The singer/songwriter is dedicated to creating more honest, healing spaces in her lyrics and shows.
Shortly wants listeners to see each other. In previous projects, Alexandria Maniak often felt tokenized and not taken seriously, but as Shortly, she is building herself into a beautifully introspective songwriter while building a community, too. Her EP, Richmond, stresses the importance of finding the ambiguity and nuance of the world in order to create more original, honest work.
She will perform on November 26 at the House of Blues along with Oso Oso, Have Mercy, and The Wonder Years.
Shortly was raised just outside of Detroit, and her musical roots blossom from a wide range of influences from her family and her environment. Her sound was shaped by Simon & Garfunkel, American Football, and Motown. She ran through a trial and error method of finding her right avenue for performing, starting at a young age in theater before moving into indie pop and rock bands before she finally found her footing as a solo artist.

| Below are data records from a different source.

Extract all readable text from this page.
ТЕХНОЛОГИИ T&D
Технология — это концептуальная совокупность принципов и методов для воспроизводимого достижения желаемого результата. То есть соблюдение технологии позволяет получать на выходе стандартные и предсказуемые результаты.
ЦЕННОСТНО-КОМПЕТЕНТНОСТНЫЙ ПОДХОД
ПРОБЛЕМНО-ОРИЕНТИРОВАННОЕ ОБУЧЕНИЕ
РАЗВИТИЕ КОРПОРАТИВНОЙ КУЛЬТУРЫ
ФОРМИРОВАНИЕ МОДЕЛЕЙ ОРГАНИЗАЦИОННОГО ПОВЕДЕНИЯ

Her lyrics often start as poems, which gives the songs an honest, personal starting point. Her song “Two” discusses mental health struggles openly and beautifully. It’s about codependency and depicts the thoughts that run through our heads that can be hard to admit. She writes about wanting to give up in these times, saying “The white flag is raised and it’s burning / It’s burning around me.”
Although her work discusses mental health, but she doesn’t want listeners to see her as the only one who gets it. She tries to create community with the people who come to shows who can see themselves in each other and not just in her music. “I don’t want to be the person the kids have to come up to to talk about their problems,” she says. “I’m like you, but there are other people in the audience like you.”

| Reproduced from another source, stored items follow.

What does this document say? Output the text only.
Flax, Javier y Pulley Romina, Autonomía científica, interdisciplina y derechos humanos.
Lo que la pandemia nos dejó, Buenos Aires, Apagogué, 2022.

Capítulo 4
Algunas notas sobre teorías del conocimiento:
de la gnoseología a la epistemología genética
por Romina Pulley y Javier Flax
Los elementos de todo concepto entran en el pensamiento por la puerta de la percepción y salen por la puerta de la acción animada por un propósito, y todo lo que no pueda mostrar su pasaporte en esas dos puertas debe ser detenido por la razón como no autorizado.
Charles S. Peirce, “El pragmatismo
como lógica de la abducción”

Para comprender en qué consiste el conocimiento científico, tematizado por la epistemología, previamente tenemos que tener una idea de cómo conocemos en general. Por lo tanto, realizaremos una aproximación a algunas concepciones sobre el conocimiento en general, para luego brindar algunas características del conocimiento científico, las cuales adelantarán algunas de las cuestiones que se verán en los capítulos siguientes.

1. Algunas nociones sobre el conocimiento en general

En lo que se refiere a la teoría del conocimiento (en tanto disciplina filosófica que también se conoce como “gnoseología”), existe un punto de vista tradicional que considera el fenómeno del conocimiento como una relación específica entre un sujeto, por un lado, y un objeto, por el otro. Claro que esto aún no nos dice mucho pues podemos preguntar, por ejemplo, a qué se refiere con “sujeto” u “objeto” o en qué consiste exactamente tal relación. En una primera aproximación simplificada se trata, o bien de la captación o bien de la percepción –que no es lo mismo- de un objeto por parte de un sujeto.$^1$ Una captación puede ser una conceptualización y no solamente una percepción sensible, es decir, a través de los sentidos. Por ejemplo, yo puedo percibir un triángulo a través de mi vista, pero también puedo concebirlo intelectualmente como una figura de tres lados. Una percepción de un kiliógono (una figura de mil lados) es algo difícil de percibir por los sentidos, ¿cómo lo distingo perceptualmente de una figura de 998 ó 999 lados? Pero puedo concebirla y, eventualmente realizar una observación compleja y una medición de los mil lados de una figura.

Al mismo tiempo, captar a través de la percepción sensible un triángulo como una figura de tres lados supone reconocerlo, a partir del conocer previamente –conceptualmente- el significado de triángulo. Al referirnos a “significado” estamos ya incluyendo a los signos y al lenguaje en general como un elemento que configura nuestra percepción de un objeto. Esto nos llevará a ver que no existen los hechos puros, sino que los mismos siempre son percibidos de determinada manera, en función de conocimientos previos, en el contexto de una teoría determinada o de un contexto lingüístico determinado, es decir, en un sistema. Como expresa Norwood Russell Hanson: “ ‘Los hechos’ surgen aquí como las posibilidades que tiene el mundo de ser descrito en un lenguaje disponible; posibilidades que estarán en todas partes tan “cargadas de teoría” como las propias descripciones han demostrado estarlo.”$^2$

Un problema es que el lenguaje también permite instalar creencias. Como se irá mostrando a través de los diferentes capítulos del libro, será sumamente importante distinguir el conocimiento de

Of her music, Shortly says, “I wouldn’t describe it as vulnerable, I’d say it’s candid.” This distinction lets her navigate more comfortably through difficult mental health discussions. Vulnerability is often associated with weakness, so she’s attempting to shift the connotation more toward the strength that is associated with candidness.
Her dedication to nuance and honesty has also influenced the way that she approaches her own DIY community’s instances of abuse and allegations. She talks about the polarization that has come when people called out abusers, outing victims at the same time. She is against the DIY community’s tendency to use victims’ names as a way to further a political stance without actually checking in with the victims themselves.

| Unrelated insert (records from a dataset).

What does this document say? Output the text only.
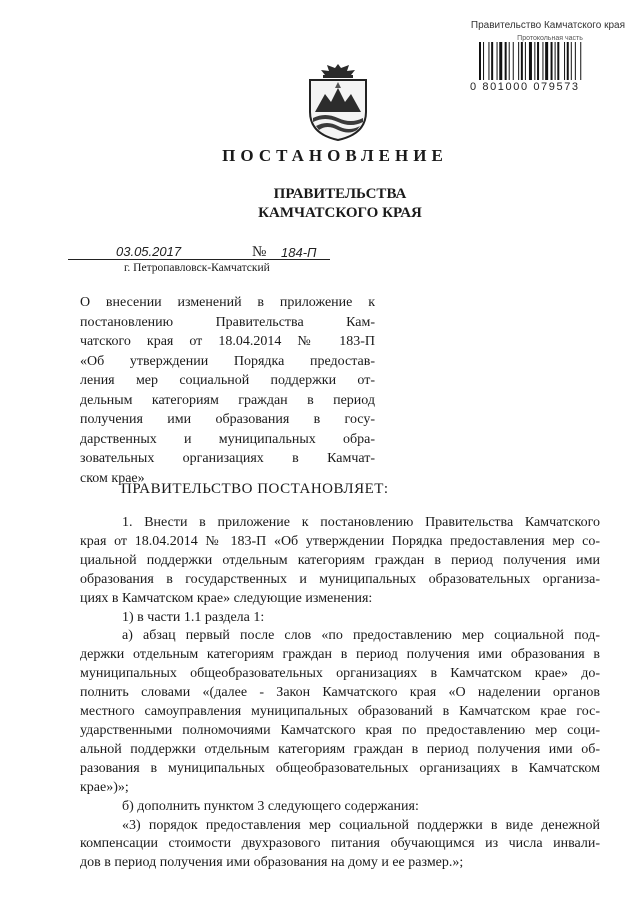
Правительство Камчатского края
Протокольная часть
0 801000 079573
ПОСТАНОВЛЕНИЕ
ПРАВИТЕЛЬСТВА
КАМЧАТСКОГО КРАЯ
03.05.2017	№ 184-П
г. Петропавловск-Камчатский
О внесении изменений в приложение к
постановлению Правительства Кам-
чатского края от 18.04.2014 № 183-П
«Об утверждении Порядка предостав-
ления мер социальной поддержки от-
дельным категориям граждан в период
получения ими образования в госу-
дарственных и муниципальных обра-
зовательных организациях в Камчат-
ском крае»
ПРАВИТЕЛЬСТВО ПОСТАНОВЛЯЕТ:
1. Внести в приложение к постановлению Правительства Камчатского
края от 18.04.2014 № 183-П «Об утверждении Порядка предоставления мер со-
циальной поддержки отдельным категориям граждан в период получения ими
образования в государственных и муниципальных образовательных организа-
циях в Камчатском крае» следующие изменения:
1) в части 1.1 раздела 1:
а) абзац первый после слов «по предоставлению мер социальной под-
держки отдельным категориям граждан в период получения ими образования в
муниципальных общеобразовательных организациях в Камчатском крае» до-
полнить словами «(далее - Закон Камчатского края «О наделении органов
местного самоуправления муниципальных образований в Камчатском крае гос-
ударственными полномочиями Камчатского края по предоставлению мер соци-
альной поддержки отдельным категориям граждан в период получения ими об-
разования в муниципальных общеобразовательных организациях в Камчатском
крае»)»;
б) дополнить пунктом 3 следующего содержания:
«3) порядок предоставления мер социальной поддержки в виде денежной
компенсации стоимости двухразового питания обучающимся из числа инвали-
дов в период получения ими образования на дому и ее размер.»;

“You need to respect your friends, and not use victims’ names as a cape,” she says. In a political climate that rallies around victims or rallies around abusers with no actual focus on what healing looks like, this call for less polarization is radical.
While Shortly does not consider herself a PC warrior, she tries to be someone who cares. Her music and shows are working to help people see each other--and heal with each other--in a way they might not be able to elsewhere.